Though most of us love summer, let’s hope that this final week in July puts an end to the over-the-top heat. Now we can look forward to the (usually) balmier weather in August. The plus side is that fresh produce of all sorts is continues to be in abundance, so let’s take full advantage of it this week in ways that don’t require too much heat in the kitchen. Note the judicious use of leftovers from one meal to the next!
The only cooking you’ll need to do for Greek-Style Pasta Salad above is the pasta itself. Everything else gets tossed in and seasoned with fresh herbs and your favorite vinaigrette. Pick up some fresh pita, hummus, and stuffed grape leaves to go along with it.

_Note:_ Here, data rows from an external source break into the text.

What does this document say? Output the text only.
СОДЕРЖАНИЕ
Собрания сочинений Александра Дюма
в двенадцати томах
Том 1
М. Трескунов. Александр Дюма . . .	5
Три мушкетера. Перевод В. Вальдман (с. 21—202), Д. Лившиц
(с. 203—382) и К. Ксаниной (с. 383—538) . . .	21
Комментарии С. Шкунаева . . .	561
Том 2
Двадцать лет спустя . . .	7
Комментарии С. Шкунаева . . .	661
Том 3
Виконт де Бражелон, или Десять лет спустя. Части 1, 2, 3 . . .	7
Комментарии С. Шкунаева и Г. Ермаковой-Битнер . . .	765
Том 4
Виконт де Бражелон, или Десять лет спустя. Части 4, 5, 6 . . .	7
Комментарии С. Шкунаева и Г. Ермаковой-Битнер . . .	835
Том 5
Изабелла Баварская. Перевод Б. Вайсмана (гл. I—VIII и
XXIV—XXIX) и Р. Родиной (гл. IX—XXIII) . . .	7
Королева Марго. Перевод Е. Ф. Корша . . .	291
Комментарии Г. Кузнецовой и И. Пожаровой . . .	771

Here’s a nearly-instant Cold Curried Cucumber Soup to build your meal around. You can use up some of the herbs you got for yesterday’s salad, and use up the fresh pita and hummus you purchased as well. Any leftover salad from yesterday’s meal? Serve it with this soup. Add some fresh corn on the cob as well, if you’d like.
Get out of the kitchen quickly with Sharon’s Chickpea Salad or Sandwich Spread. Serve with fresh bread or on a bed of greens. Add some of last night’s corn and the cob to the meal, and a simple salad or a platter of fresh veggies and olives. Or swap out the savory salad for a summery fruit salad.
Once you have cooked quinoa on hand, these delectable Asian-Flavored Quinoa Wraps come together fast. Cook some extra quinoa for tomorrow night’s dinner. Serve with any kind of fresh tomato salad. For dessert, serve refreshing bowls of your favorite nondairy ice cream topped with blueberries.
Laura Theodore’s Chickpea and Quinoa Salad in Sweet Pepper Boats is a festive way to end the week. The only ingredient that needs cooking is the quinoa, and if you find a way to do that ahead of time, this comes together quickly. Serve with stone-ground tortilla chips and your favorite salsa and/or guacamole.